Open-Assistant
Open-Assistant copied to clipboard
Bth5032/78 blackcat trainer
#78
As per discussion with @theblackcat102 I built the rankgen trainer on top of their framework (wandb). The model seems to be training now in fp32. Apparently t5 has some issue with fp16. Blackcat suggested scaling the weights might help as in 1. This could be a good next step if we want to move with this model. Until then, I think this code is worth comitting since it shows how to add new models which are not AutoModelForSequenceClassification
@bth5032 your wandb loss looks good, but I wonder why is the accuracy validation missing?
Not trying to nickpick anyway, but just curious why not assign the default value for tokenizer_name is same as model_name at the argument_parser then we can remove this if else at the trainer here
Overall the trainer looks fine
@bth5032 thank you! could you run pre-commit run --all-files
to make linters happy?
@bth5032 thank you! could you run
pre-commit run --all-files
to make linters happy?
Thanks!
Not trying to nickpick anyway, but just curious why not assign the default value for tokenizer_name is same as model_name at the argument_parser then we can remove this if else at the trainer here
Ah, I normally use hydra/omegaconf for this, didn't realize you had that utility function, I cleaned that logic up.

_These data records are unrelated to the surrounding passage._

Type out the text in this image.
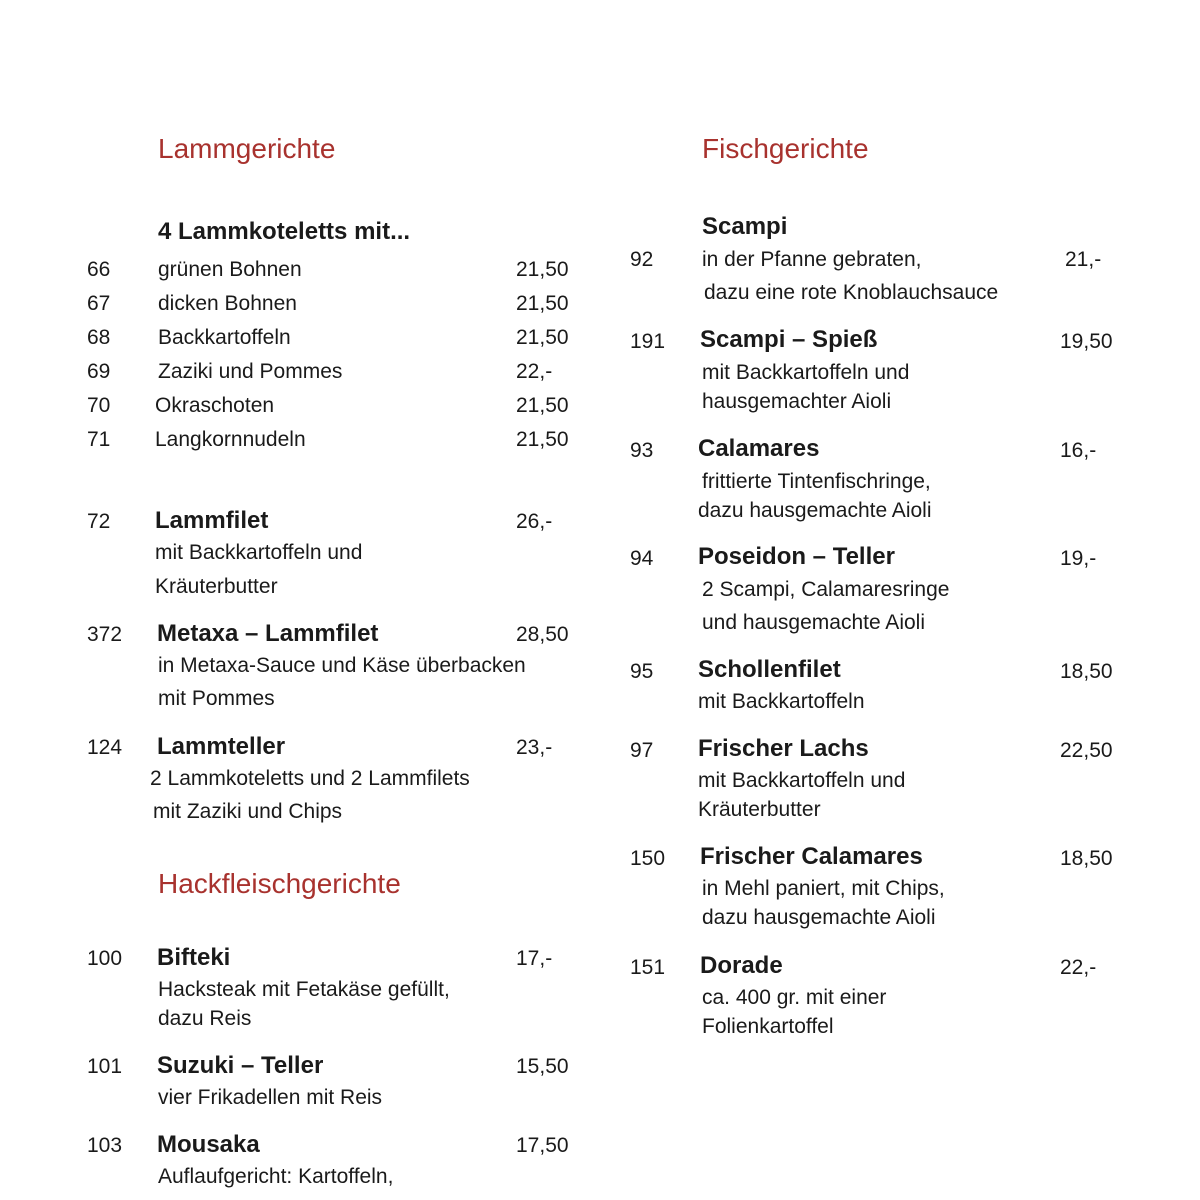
Lammgerichte
4 Lammkoteletts mit...
66 grünen Bohnen	21,50
67 dicken Bohnen	21,50
68 Backkartoffeln	21,50
69 Zaziki und Pommes	22,-
70 Okraschoten	21,50
71 Langkornnudeln	21,50
72 Lammfilet	26,-
mit Backkartoffeln und
Kräuterbutter
372 Metaxa – Lammfilet	28,50
in Metaxa-Sauce und Käse überbacken
mit Pommes
124 Lammteller	23,-
2 Lammkoteletts und 2 Lammfilets
mit Zaziki und Chips
Hackfleischgerichte
100 Bifteki	17,-
Hacksteak mit Fetakäse gefüllt,
dazu Reis
101 Suzuki – Teller	15,50
vier Frikadellen mit Reis
103 Mousaka	17,50
Auflaufgericht: Kartoffeln,
Fischgerichte
Scampi
92 in der Pfanne gebraten,	21,-
dazu eine rote Knoblauchsauce
191 Scampi – Spieß	19,50
mit Backkartoffeln und
hausgemachter Aioli
93 Calamares	16,-
frittierte Tintenfischringe,
dazu hausgemachte Aioli
94 Poseidon – Teller	19,-
2 Scampi, Calamaresringe
und hausgemachte Aioli
95 Schollenfilet	18,50
mit Backkartoffeln
97 Frischer Lachs	22,50
mit Backkartoffeln und
Kräuterbutter
150 Frischer Calamares	18,50
in Mehl paniert, mit Chips,
dazu hausgemachte Aioli
151 Dorade	22,-
ca. 400 gr. mit einer
Folienkartoffel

@bth5032 your wandb loss looks good, but I wonder why is the accuracy validation missing?
I've been trying to figure that out myself. The compute_metrics
function never runs for me... I found this thread and tried setting evaluation_strategy=IntervalStrategy.STEPS
and a few other things. But ultimately I verified the condition they listed here does evaluate to true in prediction_step
. However I still don't ever see compute_metrics
being called...
I'll keep looking into it and submit a PR if I figure it out.
@theblackcat102 @sanagno should be ready for merge.